American Farm Bureau Federation (AFBF) President Zippy Duvall started his career in the YF&R program in his home state of Georgia and has seen similar benefits in getting started in Farm Bureau at a young age.
“I remember going to the breakfast table one morning with my dad, complaining about the price of milk, regulations and labor – the same stuff we talk about today,” Duvall says. “My dad said, ‘Son, if you want to make a difference, you’ve got to get outside your fencerows.’”
Duvall’s father took him to a local Farm Bureau YF&R meeting, where he was elected vice chairman of his county.
“After that, I met the coordinator for YF&R for Georgia Farm Bureau,” he continues. “He encouraged me to get involved with the Young Farmer and Young Rancher Award Program.”
In 1981, Duvall was named winner of the Young Farmer Award in Georgia. Then, the following January, Duvall was selected as the recipient of the 1982 National Young Farmer Award.

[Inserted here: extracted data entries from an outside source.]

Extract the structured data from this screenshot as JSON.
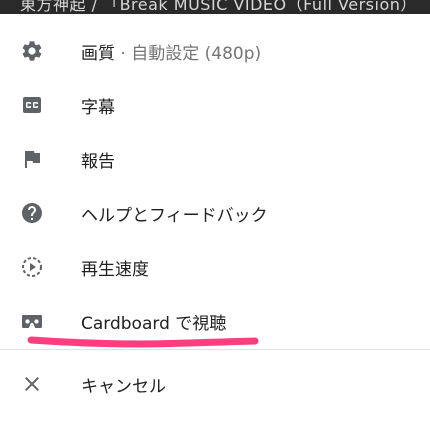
{
  "background": {
    "partial_title": "東方神起 / 「Break MUSIC VIDEO（Full Version）"
  },
  "menu": {
    "items": [
      {
        "label": "画質",
        "separator": " · ",
        "secondary": "自動設定 (480p)",
        "icon": "gear-icon"
      },
      {
        "label": "字幕",
        "icon": "closed-captions-icon"
      },
      {
        "label": "報告",
        "icon": "flag-icon"
      },
      {
        "label": "ヘルプとフィードバック",
        "icon": "help-icon"
      },
      {
        "label": "再生速度",
        "icon": "playback-speed-icon"
      },
      {
        "label": "Cardboard で視聴",
        "icon": "cardboard-icon"
      }
    ],
    "cancel": {
      "label": "キャンセル",
      "icon": "close-icon"
    }
  },
  "colors": {
    "icon": "#5f6368",
    "text": "#212121",
    "secondary_text": "#757575",
    "annotation_highlight": "#ff3d7f",
    "divider": "#e0e0e0"
  }
}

“After that, we came back home,” Duvall says, noting he continued his involvement with the YF&R program in Georgia.
Duvall served as chairman of his state committee in 1986, sat on several statewide committees and worked on policy.

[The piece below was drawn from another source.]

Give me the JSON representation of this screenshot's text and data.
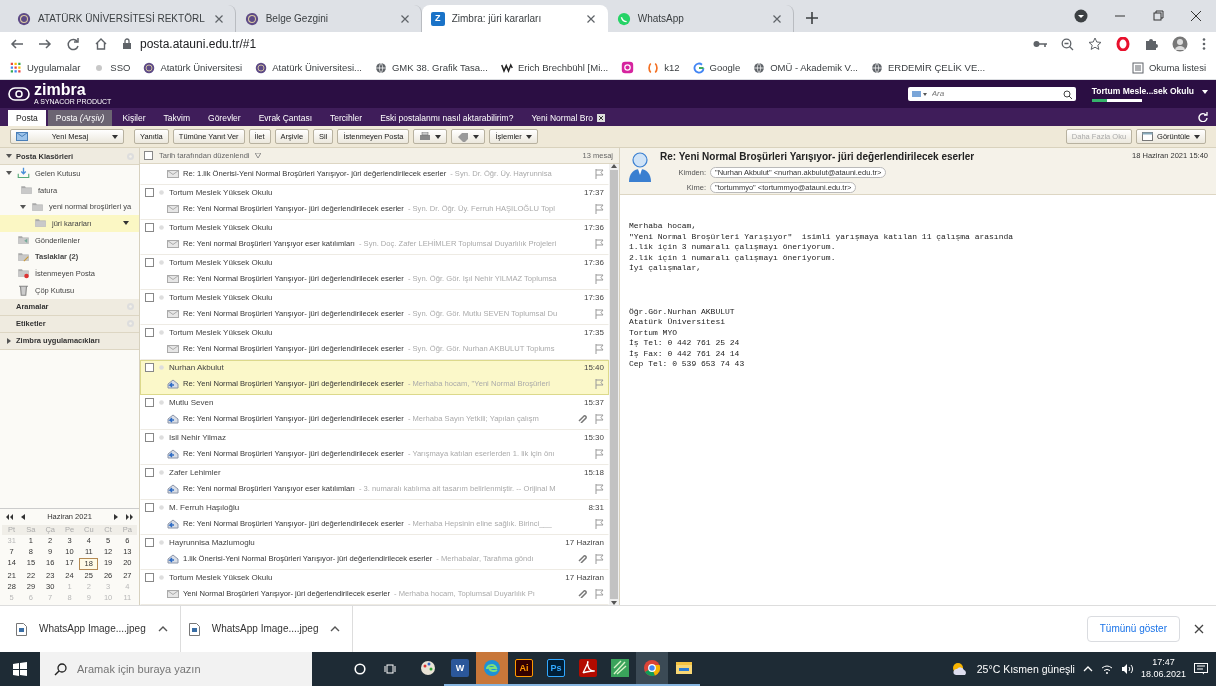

“Then, 18 years later in 2002, I ran to be on the board of directors in Georgia Farm Bureau,” he continues.
He served as a director for two years and then as president for nine years. In 2016, he ran for AFBF president, a position he has held since.
“My time at AFBF all started because of the YF&R program,” Duvall says.
For Duvall, YF&R influenced him to understand the importance of speaking positively for the industry.
“I was a shy guy,” he says. “I didn’t like to go to meetings, and I surely wouldn’t have said anything during those meetings.”
Duvall adds, “YF&R taught me that it was my duty to speak up. At the time, if I was asked to do the benediction prayer in church, I would have found a crack and crawled in. Now, I talk to thousands of people every week.”
The leadership component of the YF&R program is, above all, influential in the lives of young producers across the country.
“It’s interesting to see how that leadership program has developed,” Duvall comments. “The talented people who work in YF&R programs at both the state and national levels groom young people and let them find their God-given talents.”
Duvall concludes, “If it wasn’t for YF&R, I wouldn’t be sitting here today.”